Le plus étrange, c’est que je ne rencontre jamais personne : personne dans la ville exotique aux beaux jardins, sauf la négresse qui me vend des cigares ; personne, pas une âme, dans la ville somptueuse aux colonnades de marbre, aux parterres de fleurs : c’est un silence illimité, sous un soleil qui n’accable pas, illumine tout ; personne dans la maison triste, incompréhensiblement triste, que je ne hante jamais qu’en automne et sous la pluie. Je passe dans tout cela, éperdu de solitude, avec la conviction qu’il va m’arriver, dans les deux premiers cas, quelque chose de délicieux ; dans le dernier, je ne sais quoi d’angoissant, mais que je voudrais savoir — Et il n’arrive jamais rien ! Je me réveille…

Et puis, quelques mois après, ça recommence.

Qu’est-ce que cela veut dire ? Je mène une vie très active, je ne fume pas l’opium, je ne me suis adonné à nul poison, je ne bois guère que de l’eau, je mange à peine le soir.
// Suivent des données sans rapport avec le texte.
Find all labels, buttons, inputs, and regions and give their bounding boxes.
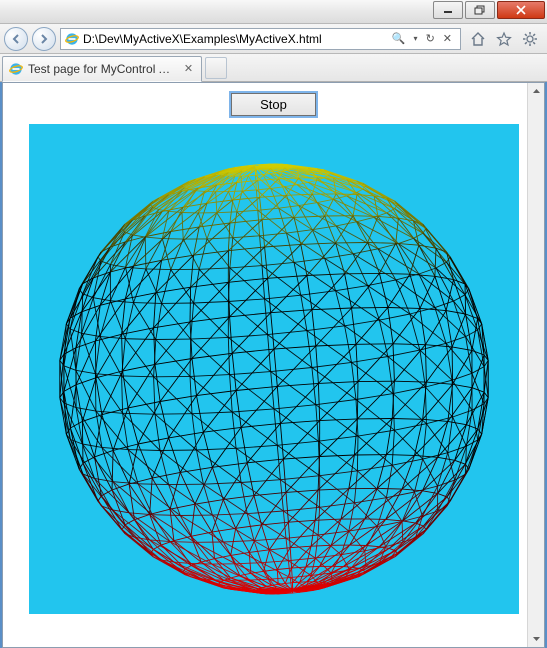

Je n’ai aucune tare, héréditaire ou acquise. Et deux ou trois fois l’an au moins, je le répète, il me semble que je suis sur le seuil d’une autre vie, avec le désir de franchir ce seuil — et puis, plus rien !…


Une seule fois, au cours de mon existence, j’ai cru découvrir une raison à ces mystères. J’étais alors tout enfant. Je rêvais fréquemment que ma bonne me conduisait à travers un corridor jusqu’à une porte qui me causait une horreur indicible : pesante, méchante, peinte d’un jaune hideux, avec une énorme serrure et de gros verrous ; et je tirais sur le tablier de cette fille pour qu’elle m’emmenât.

Cette porte n’existait pas dans la maison. Mais, après la guerre de 1870, on termina une aile qui était en voie de construction avant l’arrivée des Allemands. Et, quand je voulus pénétrer dans cette bâtisse neuve, au sommet de trois marches qui donnaient sur l’ancienne lingerie, je vis la porte. C’était elle ! Et j’eus la même impression d’effroi, j’éprouvai le même besoin de fuir. Éveillé, je tirai sur le tablier de ma bonne comme je l’avais fait dans mes rêves, un an auparavant : et c’était une aile neuve, je le répète, un passage où aucun souvenir ne pouvait être attaché !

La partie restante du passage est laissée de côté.